Although customers can purchase online at Sharon’s website http://www.getpickled.co.nz, only 15% of product sells in this way, with the rest being sold at markets. However, shipping is a simple affair with up to 5kgs of produce able to be sent anywhere in the North Island for just $8.50, and in the South Island for $11.50.

Sharon has thought about selling at the likes of trade fairs but says the cost is prohibitive and the stress of making enough product to last for three days of sales would take all the fun out of cooking

Future directions

Sharon is philosophical about the future of her business.

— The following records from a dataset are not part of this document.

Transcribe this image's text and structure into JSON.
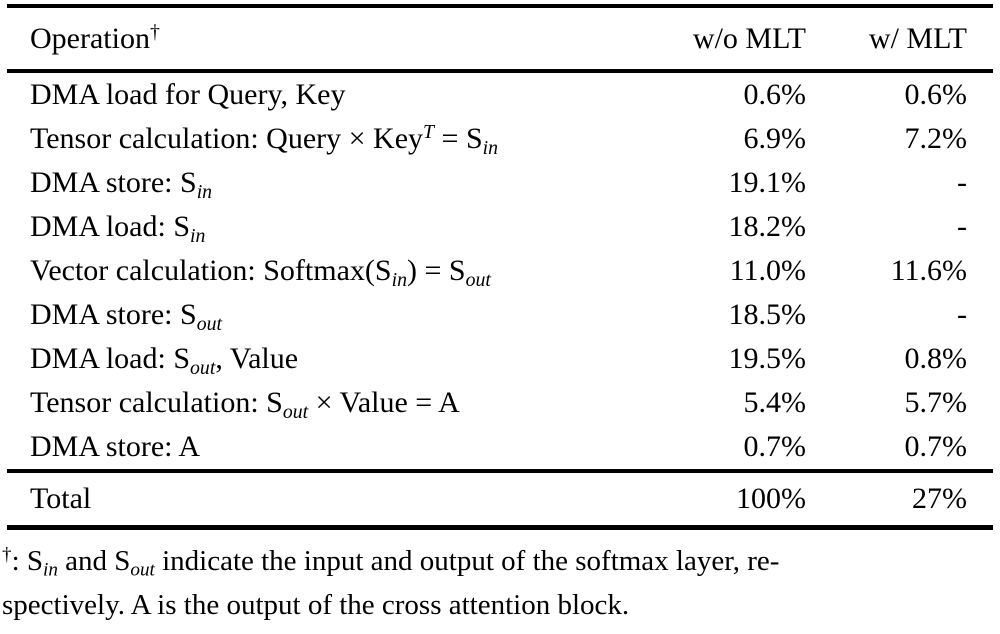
{
  "table": {
    "header": {
      "operation": [
        {
          "t": "Operation"
        },
        {
          "t": "†",
          "s": "sup"
        }
      ],
      "col_wo_mlt": "w/o MLT",
      "col_w_mlt": "w/ MLT"
    },
    "rows": [
      {
        "op": [
          {
            "t": "DMA load for Query, Key"
          }
        ],
        "wo_mlt": "0.6%",
        "w_mlt": "0.6%"
      },
      {
        "op": [
          {
            "t": "Tensor calculation: Query × Key"
          },
          {
            "t": "T",
            "s": "sup",
            "i": true
          },
          {
            "t": " = S"
          },
          {
            "t": "in",
            "s": "sub"
          }
        ],
        "wo_mlt": "6.9%",
        "w_mlt": "7.2%"
      },
      {
        "op": [
          {
            "t": "DMA store: S"
          },
          {
            "t": "in",
            "s": "sub"
          }
        ],
        "wo_mlt": "19.1%",
        "w_mlt": "-"
      },
      {
        "op": [
          {
            "t": "DMA load: S"
          },
          {
            "t": "in",
            "s": "sub"
          }
        ],
        "wo_mlt": "18.2%",
        "w_mlt": "-"
      },
      {
        "op": [
          {
            "t": "Vector calculation: Softmax(S"
          },
          {
            "t": "in",
            "s": "sub"
          },
          {
            "t": ") = S"
          },
          {
            "t": "out",
            "s": "sub"
          }
        ],
        "wo_mlt": "11.0%",
        "w_mlt": "11.6%"
      },
      {
        "op": [
          {
            "t": "DMA store: S"
          },
          {
            "t": "out",
            "s": "sub"
          }
        ],
        "wo_mlt": "18.5%",
        "w_mlt": "-"
      },
      {
        "op": [
          {
            "t": "DMA load: S"
          },
          {
            "t": "out",
            "s": "sub"
          },
          {
            "t": ", Value"
          }
        ],
        "wo_mlt": "19.5%",
        "w_mlt": "0.8%"
      },
      {
        "op": [
          {
            "t": "Tensor calculation: S"
          },
          {
            "t": "out",
            "s": "sub"
          },
          {
            "t": " × Value = A"
          }
        ],
        "wo_mlt": "5.4%",
        "w_mlt": "5.7%"
      },
      {
        "op": [
          {
            "t": "DMA store: A"
          }
        ],
        "wo_mlt": "0.7%",
        "w_mlt": "0.7%"
      }
    ],
    "total": {
      "label": "Total",
      "wo_mlt": "100%",
      "w_mlt": "27%"
    }
  },
  "footnote": {
    "segments": [
      {
        "t": "†",
        "s": "sup"
      },
      {
        "t": ": S"
      },
      {
        "t": "in",
        "s": "sub"
      },
      {
        "t": " and S"
      },
      {
        "t": "out",
        "s": "sub"
      },
      {
        "t": " indicate the input and output of the softmax layer, re-"
      },
      {
        "br": true
      },
      {
        "t": "spectively. A is the output of the cross attention block."
      }
    ]
  },
  "colors": {
    "text": "#000000",
    "background": "#ffffff",
    "rule": "#000000"
  }
}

“As I grow older and am less physically able, I may not want to continue with landscaping but I should still be able to keep cooking. I’m proud to produce food that is healthy, and which tastes and looks good. I know that if I didn’t have other commitments, and cooked full time, I would be able to sell all the produce I could make.”

Top tips from Sharon for starting a small home preserving business

  • Invest in an EFTPOST machine to use at market days (they cost around $100 a month). People don’t carry cash and many don’t want to take the time to walk to an EFTPOST machine to take out money.
  • If you don’t have a necessary skill, employ someone who does. My graphic designer and web designer are worth their weight in gold.
  • It’s not really possible to start your business without first jumping through all the legal hoops of registering a kitchen. If you want to test the market, cook for friends and family and note their reactions.
  • If you find you’re doing something that you really enjoy, and you’re happy to share it with others, then that’s the clue you should take the next step.

On a personal note

As someone who loves what she does, and who is also a cancer survivor, Sharon can’t help but reflect on how fortunate she is to have the health to continue with her business. That’s why she has a message for everyone out there who enjoys what they do.

“Don’t be afraid to ask your doctor for a bowel-screening test, a CEA (further bowel testing), prostate check or mammogram. Prevention is always better than cure and if I hadn’t been proactive, I would be here today to enjoy cooking for you!”